Tribuners adalah platform jurnalisme warga. Untuk berkontribusi, anda bisa mengirimkan karya dalam bentuk berita, opini, esai, maupun kolom ke email: redaksi@tribunnews.com.
Konten menjadi tanggungjawab penulis dan tidak mewakili pandangan redaksi tribunnews.com.
Pemerintah Harus Waspada, eks-ISIS Masih Berpotensi Membahayakan
Pemerintah juga harus mempertimbangkan aspek-aspek lain yang menurut saya jauh lebih fundamental, yaitu terkait persoalan ideologi.
Editor: Malvyandie Haryadi
Oleh: Andik Kuswanto (Alumni UIN Syarif Hidayatullah Jakarta)

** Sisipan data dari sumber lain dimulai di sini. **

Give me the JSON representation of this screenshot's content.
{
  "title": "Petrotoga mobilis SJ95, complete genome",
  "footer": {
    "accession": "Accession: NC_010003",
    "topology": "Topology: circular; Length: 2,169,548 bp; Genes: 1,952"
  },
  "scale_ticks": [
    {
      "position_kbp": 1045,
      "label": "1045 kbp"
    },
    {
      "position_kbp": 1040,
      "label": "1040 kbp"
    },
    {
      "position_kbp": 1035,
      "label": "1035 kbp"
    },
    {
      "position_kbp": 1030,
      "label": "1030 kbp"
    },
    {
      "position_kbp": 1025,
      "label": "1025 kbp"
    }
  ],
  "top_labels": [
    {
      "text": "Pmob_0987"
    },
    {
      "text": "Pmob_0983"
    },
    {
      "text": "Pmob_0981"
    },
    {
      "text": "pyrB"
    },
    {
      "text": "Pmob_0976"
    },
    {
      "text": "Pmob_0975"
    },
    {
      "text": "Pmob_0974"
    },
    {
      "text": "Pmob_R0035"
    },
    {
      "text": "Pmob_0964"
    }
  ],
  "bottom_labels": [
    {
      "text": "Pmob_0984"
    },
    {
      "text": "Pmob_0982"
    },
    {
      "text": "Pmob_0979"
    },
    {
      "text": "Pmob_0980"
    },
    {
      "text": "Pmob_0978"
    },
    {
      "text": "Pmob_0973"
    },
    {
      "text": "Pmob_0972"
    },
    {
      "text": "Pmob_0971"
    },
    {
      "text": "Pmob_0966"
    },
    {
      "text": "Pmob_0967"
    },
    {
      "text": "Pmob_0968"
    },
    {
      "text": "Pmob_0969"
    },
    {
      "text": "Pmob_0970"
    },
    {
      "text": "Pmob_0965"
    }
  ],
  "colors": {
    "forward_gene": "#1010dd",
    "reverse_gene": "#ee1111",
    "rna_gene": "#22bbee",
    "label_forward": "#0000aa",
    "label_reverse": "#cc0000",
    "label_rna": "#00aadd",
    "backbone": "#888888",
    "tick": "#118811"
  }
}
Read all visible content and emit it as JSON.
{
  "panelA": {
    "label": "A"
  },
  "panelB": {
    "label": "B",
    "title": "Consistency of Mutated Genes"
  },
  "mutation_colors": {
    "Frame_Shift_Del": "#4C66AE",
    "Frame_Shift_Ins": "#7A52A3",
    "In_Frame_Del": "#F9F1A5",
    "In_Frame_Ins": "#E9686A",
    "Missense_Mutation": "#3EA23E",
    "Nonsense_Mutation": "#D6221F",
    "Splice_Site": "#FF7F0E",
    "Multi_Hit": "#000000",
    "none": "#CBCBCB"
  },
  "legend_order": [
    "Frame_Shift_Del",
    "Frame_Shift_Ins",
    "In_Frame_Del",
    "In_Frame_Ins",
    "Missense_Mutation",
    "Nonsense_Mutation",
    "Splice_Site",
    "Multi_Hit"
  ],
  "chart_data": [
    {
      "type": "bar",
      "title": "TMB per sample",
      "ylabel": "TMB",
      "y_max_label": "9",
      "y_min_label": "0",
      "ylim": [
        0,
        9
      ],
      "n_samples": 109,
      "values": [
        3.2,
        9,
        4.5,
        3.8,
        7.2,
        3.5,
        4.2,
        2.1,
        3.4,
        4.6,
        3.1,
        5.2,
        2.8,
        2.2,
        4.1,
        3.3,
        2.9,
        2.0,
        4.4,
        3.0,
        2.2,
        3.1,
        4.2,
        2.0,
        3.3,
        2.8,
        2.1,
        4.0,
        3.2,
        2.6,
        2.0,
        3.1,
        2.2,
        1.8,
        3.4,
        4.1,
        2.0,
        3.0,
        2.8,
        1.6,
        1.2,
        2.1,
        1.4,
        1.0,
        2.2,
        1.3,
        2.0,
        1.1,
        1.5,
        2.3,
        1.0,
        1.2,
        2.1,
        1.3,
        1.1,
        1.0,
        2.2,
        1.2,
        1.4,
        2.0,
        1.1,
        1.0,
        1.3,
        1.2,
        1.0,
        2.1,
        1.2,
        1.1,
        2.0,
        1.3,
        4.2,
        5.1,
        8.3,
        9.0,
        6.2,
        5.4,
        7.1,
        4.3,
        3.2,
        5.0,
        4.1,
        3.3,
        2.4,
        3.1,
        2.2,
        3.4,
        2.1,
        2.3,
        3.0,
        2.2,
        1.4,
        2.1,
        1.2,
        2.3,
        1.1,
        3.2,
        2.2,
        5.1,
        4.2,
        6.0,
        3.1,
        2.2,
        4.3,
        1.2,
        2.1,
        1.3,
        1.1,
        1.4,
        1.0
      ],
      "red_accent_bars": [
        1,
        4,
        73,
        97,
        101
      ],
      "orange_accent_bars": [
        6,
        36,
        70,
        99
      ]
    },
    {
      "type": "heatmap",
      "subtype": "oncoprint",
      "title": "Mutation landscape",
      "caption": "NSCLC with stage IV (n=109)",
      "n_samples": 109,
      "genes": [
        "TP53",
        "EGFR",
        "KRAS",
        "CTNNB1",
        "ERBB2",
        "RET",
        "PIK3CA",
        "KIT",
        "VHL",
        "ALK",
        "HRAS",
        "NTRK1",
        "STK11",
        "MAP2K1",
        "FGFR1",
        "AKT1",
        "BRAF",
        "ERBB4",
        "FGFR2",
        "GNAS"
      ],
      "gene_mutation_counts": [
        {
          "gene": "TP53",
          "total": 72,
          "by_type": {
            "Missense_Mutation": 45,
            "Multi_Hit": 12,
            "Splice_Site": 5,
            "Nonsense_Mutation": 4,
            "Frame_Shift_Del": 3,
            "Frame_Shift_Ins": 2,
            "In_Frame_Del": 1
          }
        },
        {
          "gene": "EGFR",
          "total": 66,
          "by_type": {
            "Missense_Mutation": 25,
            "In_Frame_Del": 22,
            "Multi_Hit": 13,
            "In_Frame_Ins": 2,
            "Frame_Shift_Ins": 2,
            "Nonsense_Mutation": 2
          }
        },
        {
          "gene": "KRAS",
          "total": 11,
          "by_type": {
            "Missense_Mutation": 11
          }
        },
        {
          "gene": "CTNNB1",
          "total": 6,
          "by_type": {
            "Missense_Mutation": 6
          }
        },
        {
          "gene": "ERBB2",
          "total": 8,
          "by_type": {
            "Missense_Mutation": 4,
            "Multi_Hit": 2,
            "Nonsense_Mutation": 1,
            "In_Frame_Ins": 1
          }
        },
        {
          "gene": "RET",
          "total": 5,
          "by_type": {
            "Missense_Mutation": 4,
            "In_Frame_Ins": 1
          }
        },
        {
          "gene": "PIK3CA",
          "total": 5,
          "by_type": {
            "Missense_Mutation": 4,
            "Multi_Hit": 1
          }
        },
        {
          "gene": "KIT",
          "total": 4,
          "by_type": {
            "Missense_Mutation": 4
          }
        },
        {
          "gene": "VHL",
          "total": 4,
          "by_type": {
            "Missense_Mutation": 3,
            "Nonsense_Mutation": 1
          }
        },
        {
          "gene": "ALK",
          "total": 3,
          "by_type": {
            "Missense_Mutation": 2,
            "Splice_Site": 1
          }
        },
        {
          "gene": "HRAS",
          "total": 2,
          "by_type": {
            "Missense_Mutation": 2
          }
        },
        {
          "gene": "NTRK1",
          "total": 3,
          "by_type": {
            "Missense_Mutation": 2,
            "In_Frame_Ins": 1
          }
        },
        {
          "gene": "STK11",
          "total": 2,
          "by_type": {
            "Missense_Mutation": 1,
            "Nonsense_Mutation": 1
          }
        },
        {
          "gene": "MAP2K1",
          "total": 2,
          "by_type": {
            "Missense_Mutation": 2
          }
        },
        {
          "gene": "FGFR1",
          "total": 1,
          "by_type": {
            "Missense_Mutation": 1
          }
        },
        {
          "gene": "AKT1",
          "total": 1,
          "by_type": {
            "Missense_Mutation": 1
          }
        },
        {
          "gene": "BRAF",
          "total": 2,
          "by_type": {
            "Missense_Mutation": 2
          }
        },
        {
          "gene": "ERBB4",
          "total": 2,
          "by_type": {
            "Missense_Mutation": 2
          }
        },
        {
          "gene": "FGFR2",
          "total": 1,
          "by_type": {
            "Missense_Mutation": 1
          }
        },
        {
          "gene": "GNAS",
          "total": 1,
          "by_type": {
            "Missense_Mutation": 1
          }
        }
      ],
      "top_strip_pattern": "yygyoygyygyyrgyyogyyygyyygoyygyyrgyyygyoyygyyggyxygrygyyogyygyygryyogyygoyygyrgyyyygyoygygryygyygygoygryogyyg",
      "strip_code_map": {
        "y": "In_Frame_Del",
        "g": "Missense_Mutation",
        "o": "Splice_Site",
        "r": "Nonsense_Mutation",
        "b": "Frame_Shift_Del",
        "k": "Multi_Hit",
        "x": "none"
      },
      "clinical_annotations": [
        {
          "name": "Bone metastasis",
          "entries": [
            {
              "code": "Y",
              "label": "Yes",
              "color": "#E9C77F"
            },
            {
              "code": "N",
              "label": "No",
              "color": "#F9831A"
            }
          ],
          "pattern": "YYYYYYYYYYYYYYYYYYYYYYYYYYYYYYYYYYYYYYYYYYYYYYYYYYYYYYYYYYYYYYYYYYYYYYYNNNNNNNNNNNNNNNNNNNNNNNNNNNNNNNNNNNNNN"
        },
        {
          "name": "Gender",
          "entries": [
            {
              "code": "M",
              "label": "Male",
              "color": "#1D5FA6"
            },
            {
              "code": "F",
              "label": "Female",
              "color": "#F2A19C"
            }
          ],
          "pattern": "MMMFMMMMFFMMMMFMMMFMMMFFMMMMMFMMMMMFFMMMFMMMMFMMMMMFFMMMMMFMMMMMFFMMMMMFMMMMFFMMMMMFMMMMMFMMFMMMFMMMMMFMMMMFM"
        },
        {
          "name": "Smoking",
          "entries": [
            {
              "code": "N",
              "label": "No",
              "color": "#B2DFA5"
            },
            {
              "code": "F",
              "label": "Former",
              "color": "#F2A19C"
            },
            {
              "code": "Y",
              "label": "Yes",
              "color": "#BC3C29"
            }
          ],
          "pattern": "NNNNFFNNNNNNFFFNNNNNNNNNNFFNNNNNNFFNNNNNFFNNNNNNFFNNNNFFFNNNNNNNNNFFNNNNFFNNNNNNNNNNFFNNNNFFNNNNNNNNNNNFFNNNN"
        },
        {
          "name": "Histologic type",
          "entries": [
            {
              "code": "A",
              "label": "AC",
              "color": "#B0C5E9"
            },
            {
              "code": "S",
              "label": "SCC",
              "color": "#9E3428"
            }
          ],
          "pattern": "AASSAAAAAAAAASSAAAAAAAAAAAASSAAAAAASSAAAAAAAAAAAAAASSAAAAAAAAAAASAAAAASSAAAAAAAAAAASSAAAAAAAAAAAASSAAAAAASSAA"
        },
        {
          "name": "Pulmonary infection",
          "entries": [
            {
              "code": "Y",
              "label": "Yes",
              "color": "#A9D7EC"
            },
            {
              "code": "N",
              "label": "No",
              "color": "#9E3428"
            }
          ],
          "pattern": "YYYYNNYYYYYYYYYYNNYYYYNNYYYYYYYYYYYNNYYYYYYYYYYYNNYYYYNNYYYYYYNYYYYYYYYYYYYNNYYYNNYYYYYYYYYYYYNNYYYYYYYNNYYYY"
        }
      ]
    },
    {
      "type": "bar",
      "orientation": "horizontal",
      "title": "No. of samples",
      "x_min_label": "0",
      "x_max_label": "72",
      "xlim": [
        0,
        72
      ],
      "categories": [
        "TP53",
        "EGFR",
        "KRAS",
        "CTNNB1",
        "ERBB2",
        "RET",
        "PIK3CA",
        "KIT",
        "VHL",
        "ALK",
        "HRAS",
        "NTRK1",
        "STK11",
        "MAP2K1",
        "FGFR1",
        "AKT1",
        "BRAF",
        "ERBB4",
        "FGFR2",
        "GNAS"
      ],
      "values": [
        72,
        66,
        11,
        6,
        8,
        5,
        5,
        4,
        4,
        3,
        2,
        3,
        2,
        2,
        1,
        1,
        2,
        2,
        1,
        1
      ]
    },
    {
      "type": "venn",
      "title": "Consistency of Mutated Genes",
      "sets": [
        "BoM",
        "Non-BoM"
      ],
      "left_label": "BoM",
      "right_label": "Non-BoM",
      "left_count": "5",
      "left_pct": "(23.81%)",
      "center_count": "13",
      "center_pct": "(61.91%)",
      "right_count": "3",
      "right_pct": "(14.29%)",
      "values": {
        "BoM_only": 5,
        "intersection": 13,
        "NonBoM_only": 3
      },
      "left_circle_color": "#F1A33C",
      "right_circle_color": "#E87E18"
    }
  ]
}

TRIBUNNERS - Pro-kontra pemulangan WNI eks-ISIS mendapat pendapat beragam dari sejumlah kalangan. Namun, sinyal penolakan terasa lebih kencang selepas Presiden Jokowi ikut memberi sinyal menolak kehadiran eks-ISIS.
Saya angkat topi jika keputusan pemerintah nantinya menolak memulangkan eks-ISIS tersebut. Sebaliknya, jika pemerintah memilih opsi untuk memulangkan eks-ISIS, ini jelas menunjukkan langkah itu diambil semata pertimbangan kemanusiaan. Artinya, persepektif humanis yang menjadi pertimbangan pemerintah.
Saya kira opsi memulangkan eks-ISIS dengan mendasarkan atas pertimbangan kemanusiaan tidak salah, namun perlu diingat, pemerintah juga harus mempertimbangkan aspek-aspek lain yang menurut saya jauh lebih fundamental, yaitu terkait persoalan ideologi.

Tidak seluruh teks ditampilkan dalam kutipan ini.